Even with our humble reservation counter, there are other bundling concerns we skipped without noticing. Our template used localization function calls, such as <%= gettext("Sold out!") %>. We localized our app without even thinking about the details. For a dynamic app, you’d usually have to serialize a bag of localization data, provide some way to fetch it, and code split languages into different bundles.

As your LiveView application grows, you don’t concern yourself with bundle size because there is no growing bundle size. The client gets only the data it needs, when it needs it. We arrived here without every thinking about the problem of client bundles or carefully splitting assets because LiveView applications hardly have client assets.

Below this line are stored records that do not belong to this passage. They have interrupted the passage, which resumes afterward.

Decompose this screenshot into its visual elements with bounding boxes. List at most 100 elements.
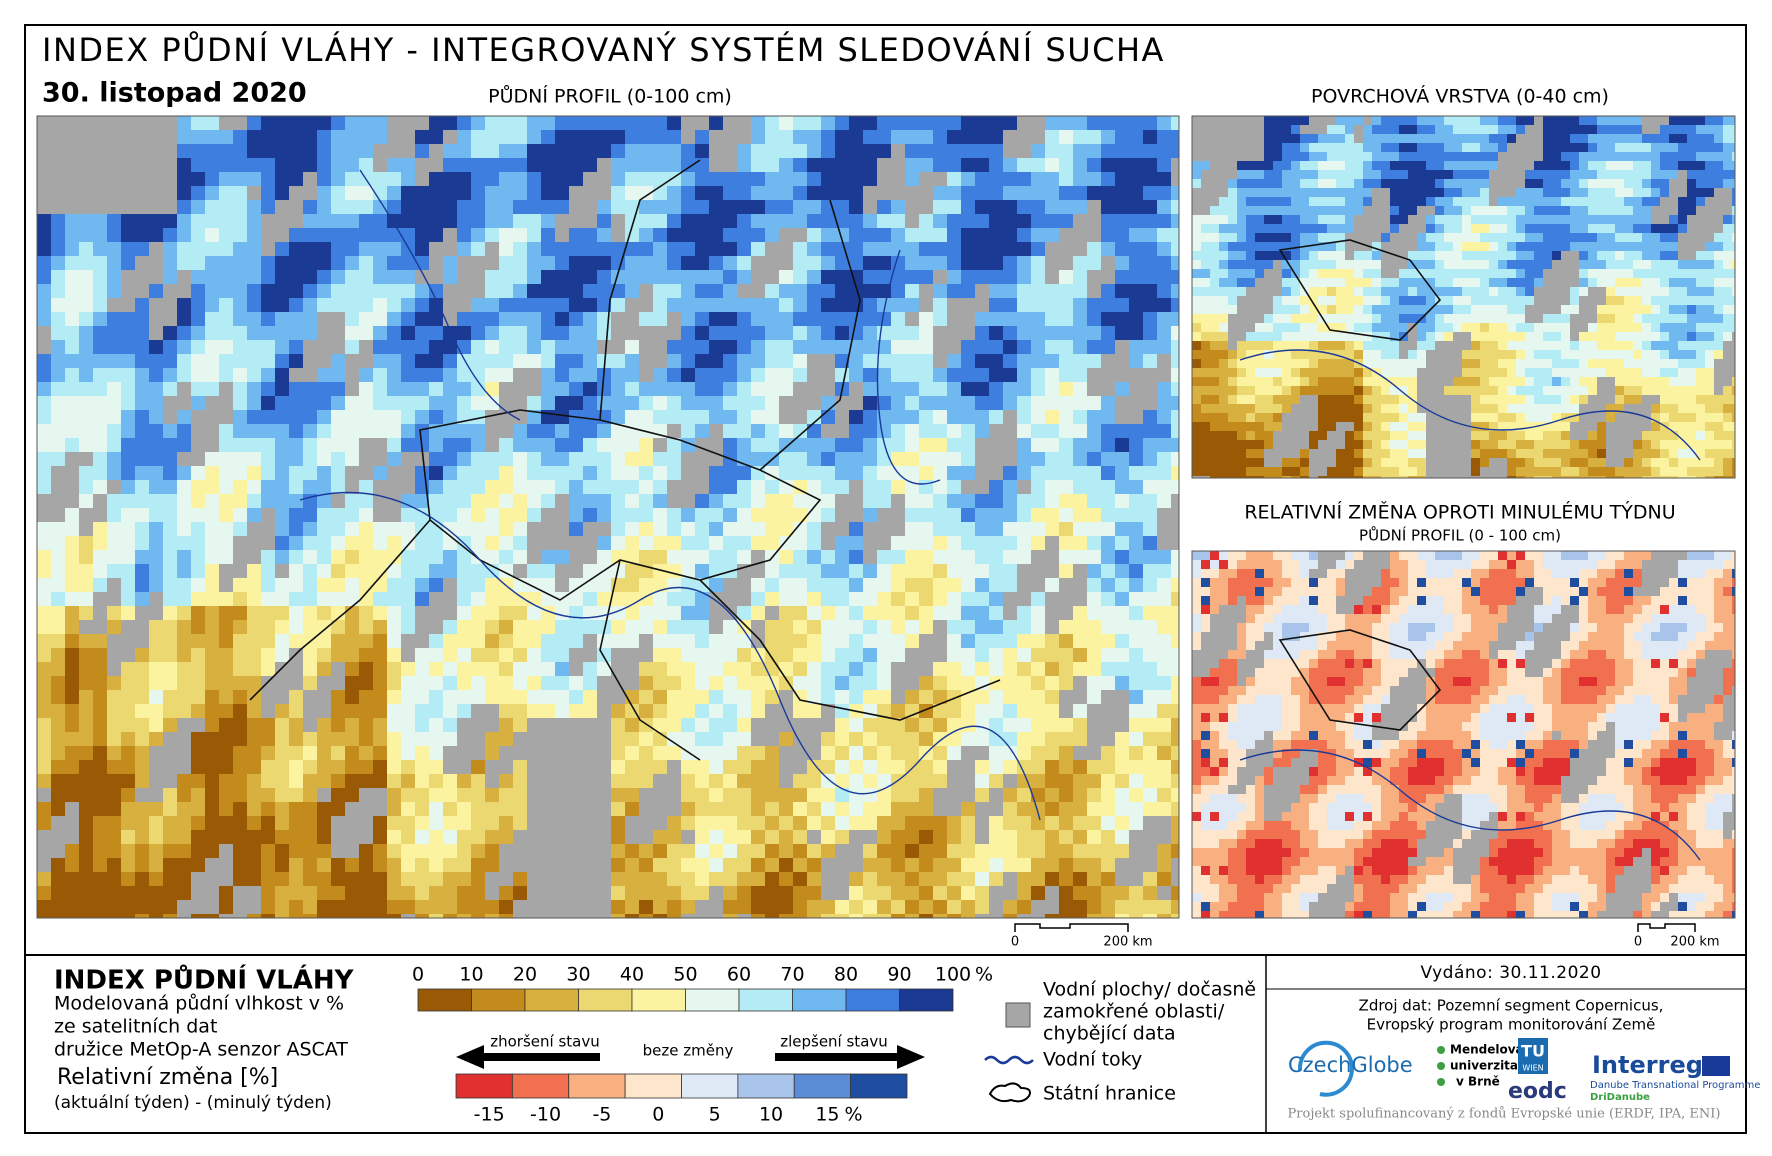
- map-cell: [1157, 648, 1171, 662]
- map-cell: [1273, 134, 1282, 143]
- map-cell: [667, 564, 681, 578]
- map-cell: [107, 396, 121, 410]
- map-cell: [1143, 522, 1157, 536]
- map-cell: [1354, 305, 1363, 314]
- map-cell: [569, 354, 583, 368]
- map-cell: [149, 900, 163, 914]
- map-cell: [849, 620, 863, 634]
- map-cell: [219, 788, 233, 802]
- map-cell: [905, 690, 919, 704]
- map-cell: [121, 816, 135, 830]
- map-cell: [1228, 224, 1237, 233]
- map-cell: [79, 886, 93, 900]
- map-cell: [331, 424, 345, 438]
- map-cell: [1017, 452, 1031, 466]
- map-cell: [457, 578, 471, 592]
- map-cell: [443, 424, 457, 438]
- map-cell: [471, 228, 485, 242]
- map-cell: [1087, 676, 1101, 690]
- map-cell: [359, 158, 373, 172]
- map-cell: [191, 690, 205, 704]
- map-cell: [541, 214, 555, 228]
- map-cell: [653, 914, 667, 918]
- map-cell: [611, 704, 625, 718]
- map-cell: [1157, 186, 1171, 200]
- map-cell: [989, 508, 1003, 522]
- map-cell: [387, 704, 401, 718]
- map-cell: [443, 662, 457, 676]
- map-cell: [149, 550, 163, 564]
- map-cell: [527, 130, 541, 144]
- map-cell: [751, 914, 765, 918]
- map-cell: [1115, 634, 1129, 648]
- map-cell: [807, 522, 821, 536]
- map-cell: [1696, 152, 1705, 161]
- map-cell: [891, 242, 905, 256]
- map-cell: [471, 900, 485, 914]
- map-cell: [737, 858, 751, 872]
- map-cell: [1408, 170, 1417, 179]
- map-cell: [1087, 550, 1101, 564]
- map-cell: [65, 886, 79, 900]
- map-cell: [625, 900, 639, 914]
- map-cell: [513, 536, 527, 550]
- map-cell: [471, 172, 485, 186]
- map-cell: [905, 550, 919, 564]
- map-cell: [919, 578, 933, 592]
- map-cell: [751, 382, 765, 396]
- map-cell: [1087, 760, 1101, 774]
- map-cell: [1171, 662, 1179, 676]
- map-cell: [261, 592, 275, 606]
- map-cell: [1219, 251, 1228, 260]
- map-cell: [1115, 844, 1129, 858]
- map-cell: [1732, 287, 1735, 296]
- map-cell: [961, 228, 975, 242]
- map-cell: [723, 172, 737, 186]
- map-cell: [1372, 269, 1381, 278]
- map-cell: [1031, 536, 1045, 550]
- map-cell: [359, 774, 373, 788]
- map-cell: [1444, 188, 1453, 197]
- map-cell: [471, 298, 485, 312]
- map-cell: [1073, 858, 1087, 872]
- map-cell: [317, 186, 331, 200]
- map-cell: [65, 550, 79, 564]
- map-cell: [1087, 872, 1101, 886]
- map-cell: [471, 886, 485, 900]
- map-cell: [317, 732, 331, 746]
- map-cell: [1115, 774, 1129, 788]
- map-cell: [121, 550, 135, 564]
- map-cell: [457, 606, 471, 620]
- map-cell: [1157, 270, 1171, 284]
- map-cell: [191, 662, 205, 676]
- map-cell: [93, 844, 107, 858]
- map-cell: [135, 452, 149, 466]
- map-cell: [625, 116, 639, 130]
- map-cell: [1363, 296, 1372, 305]
- map-cell: [947, 746, 961, 760]
- map-cell: [1579, 278, 1588, 287]
- map-cell: [1552, 152, 1561, 161]
- map-cell: [597, 662, 611, 676]
- map-cell: [261, 732, 275, 746]
- map-cell: [1480, 242, 1489, 251]
- map-cell: [471, 368, 485, 382]
- map-cell: [359, 270, 373, 284]
- map-cell: [667, 858, 681, 872]
- map-cell: [401, 746, 415, 760]
- map-cell: [317, 158, 331, 172]
- map-cell: [219, 690, 233, 704]
- map-cell: [1480, 260, 1489, 269]
- map-cell: [751, 186, 765, 200]
- map-cell: [387, 830, 401, 844]
- map-cell: [1143, 536, 1157, 550]
- map-cell: [1525, 206, 1534, 215]
- map-cell: [1498, 251, 1507, 260]
- map-cell: [1017, 648, 1031, 662]
- map-cell: [905, 116, 919, 130]
- map-cell: [1115, 326, 1129, 340]
- map-cell: [317, 872, 331, 886]
- map-cell: [1073, 424, 1087, 438]
- map-cell: [219, 354, 233, 368]
- map-cell: [919, 382, 933, 396]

Less code, fewer moving parts

The best code is the code you don’t have to write. In an effort to make a counter on a webpage driven by the server, we accidentally arrived at a programming model that sidesteps HTTP. We now have friction-free dynamic feature development with push updates from the server. Our apps have lower latency than those client apps we used to write. Our payloads are more compact than those GraphQL schemas we carefully constructed.

LiveView is, at its root, just a way to generate all the HTML you need on the server, so you can write apps without touching JS. More dynamic apps than you might expect, thanks to Elixir’s concurrency model. But even though I wrote the internals of it, I’m still constantly blown away by how well things came together, and finding surprising new ways to apply it to application problems.

All this from a hack that started with 10 lines of JavaScript pushing HTML chunks down the wire.